Tuesday, 19 April, 2022 - 05:00
State Department spokesman Ned Price. Reuters file photo

The United States on Monday appeared to dismiss a key Iranian demand to salvage a nuclear accord as Tehran blamed Washington for the prolonged impasse.

Iran and the United States have been negotiating indirectly in Vienna for a year to restore the 2015 agreement, known formally as the Joint Comprehensive Plan of Action, from which former US president Donald Trump withdrew.

One key sticking point is Iran's insistence on removing the US designation made by Trump that the Revolutionary Guards is a terrorist organization.

"If Iran wants sanctions lifting that goes beyond the JCPOA, they'll need to address concerns of ours that go beyond the JCPOA," State Department spokesman Ned Price said when asked about the Revolutionary Guards' blacklisting.

"If they do not want to use these talks to resolve other bilateral issues, then we are confident we can very quickly reach an understanding on the JCPOA and begin to reimplement the deal itself," Price told reporters.

President Joe Biden's administration has offered to return to the agreement, under which Iran was promised sanctions relief for curbing its nuclear program, but has voiced frustration at the slow pace of negotiations.

In Tehran, Iranian foreign ministry spokesman Saeed Khatibzadeh said that more than one issue was pending between Iran and the United States.

"Messages (from Washington) sent through (European Union coordinator Enrique) Mora these past weeks... are far from providing solutions that could lead to an accord," he told reporters.

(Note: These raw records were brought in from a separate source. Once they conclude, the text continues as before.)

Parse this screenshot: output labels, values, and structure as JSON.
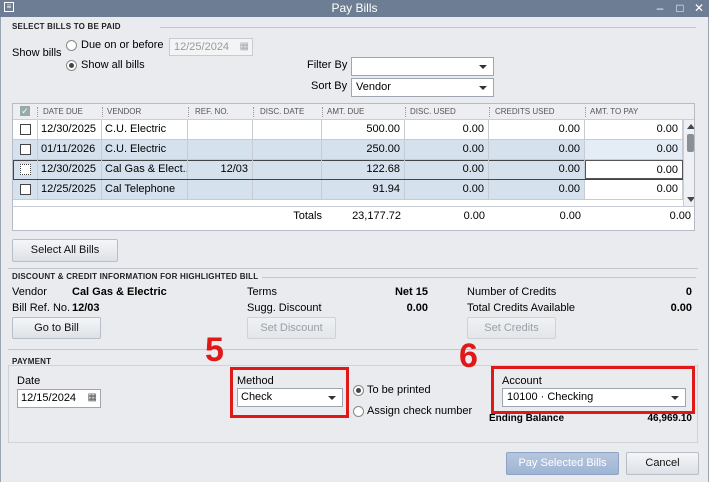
{
  "window": {
    "title": "Pay Bills"
  },
  "select_bills": {
    "section_title": "SELECT BILLS TO BE PAID",
    "show_bills_label": "Show bills",
    "due_on_or_before_label": "Due on or before",
    "due_date_value": "12/25/2024",
    "show_all_label": "Show all bills",
    "filter_by_label": "Filter By",
    "filter_by_value": "",
    "sort_by_label": "Sort By",
    "sort_by_value": "Vendor"
  },
  "table": {
    "columns": [
      "DATE DUE",
      "VENDOR",
      "REF. NO.",
      "DISC. DATE",
      "AMT. DUE",
      "DISC. USED",
      "CREDITS USED",
      "AMT. TO PAY"
    ],
    "rows": [
      {
        "date_due": "12/30/2025",
        "vendor": "C.U. Electric",
        "ref_no": "",
        "disc_date": "",
        "amt_due": "500.00",
        "disc_used": "0.00",
        "credits_used": "0.00",
        "amt_to_pay": "0.00"
      },
      {
        "date_due": "01/11/2026",
        "vendor": "C.U. Electric",
        "ref_no": "",
        "disc_date": "",
        "amt_due": "250.00",
        "disc_used": "0.00",
        "credits_used": "0.00",
        "amt_to_pay": "0.00"
      },
      {
        "date_due": "12/30/2025",
        "vendor": "Cal Gas & Elect...",
        "ref_no": "12/03",
        "disc_date": "",
        "amt_due": "122.68",
        "disc_used": "0.00",
        "credits_used": "0.00",
        "amt_to_pay": "0.00"
      },
      {
        "date_due": "12/25/2025",
        "vendor": "Cal Telephone",
        "ref_no": "",
        "disc_date": "",
        "amt_due": "91.94",
        "disc_used": "0.00",
        "credits_used": "0.00",
        "amt_to_pay": "0.00"
      }
    ],
    "totals": {
      "label": "Totals",
      "amt_due": "23,177.72",
      "disc_used": "0.00",
      "credits_used": "0.00",
      "amt_to_pay": "0.00"
    }
  },
  "select_all_label": "Select All Bills",
  "discount": {
    "section_title": "DISCOUNT & CREDIT INFORMATION FOR HIGHLIGHTED BILL",
    "vendor_label": "Vendor",
    "vendor_value": "Cal Gas & Electric",
    "bill_ref_label": "Bill Ref. No.",
    "bill_ref_value": "12/03",
    "terms_label": "Terms",
    "terms_value": "Net 15",
    "sugg_discount_label": "Sugg. Discount",
    "sugg_discount_value": "0.00",
    "num_credits_label": "Number of Credits",
    "num_credits_value": "0",
    "total_credits_label": "Total Credits Available",
    "total_credits_value": "0.00",
    "go_to_bill_label": "Go to Bill",
    "set_discount_label": "Set Discount",
    "set_credits_label": "Set Credits"
  },
  "payment": {
    "section_title": "PAYMENT",
    "date_label": "Date",
    "date_value": "12/15/2024",
    "method_label": "Method",
    "method_value": "Check",
    "to_be_printed_label": "To be printed",
    "assign_check_label": "Assign check number",
    "account_label": "Account",
    "account_value": "10100 · Checking",
    "ending_balance_label": "Ending Balance",
    "ending_balance_value": "46,969.10"
  },
  "annotations": {
    "method_step": "5",
    "account_step": "6",
    "highlight_color": "#e01818"
  },
  "footer": {
    "pay_selected_label": "Pay Selected Bills",
    "cancel_label": "Cancel"
  }
}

"The United States are responsible for these delays, because they are taking their time to give replies" that would be suitable for Iran, AFP quoted him as saying.

Mora, who coordinates the indirect US-Iran talks, visited Tehran last month for talks with Iranian officials and later went to Washington, saying he hoped to close the gaps in negotiations.

Trump reimposed sweeping sanctions, including demanding other nations not buy Iran's oil, as he withdrew from the agreement negotiated by his predecessor Barack Obama.

Iran, in response, began rolling back on most of its commitments under the accord.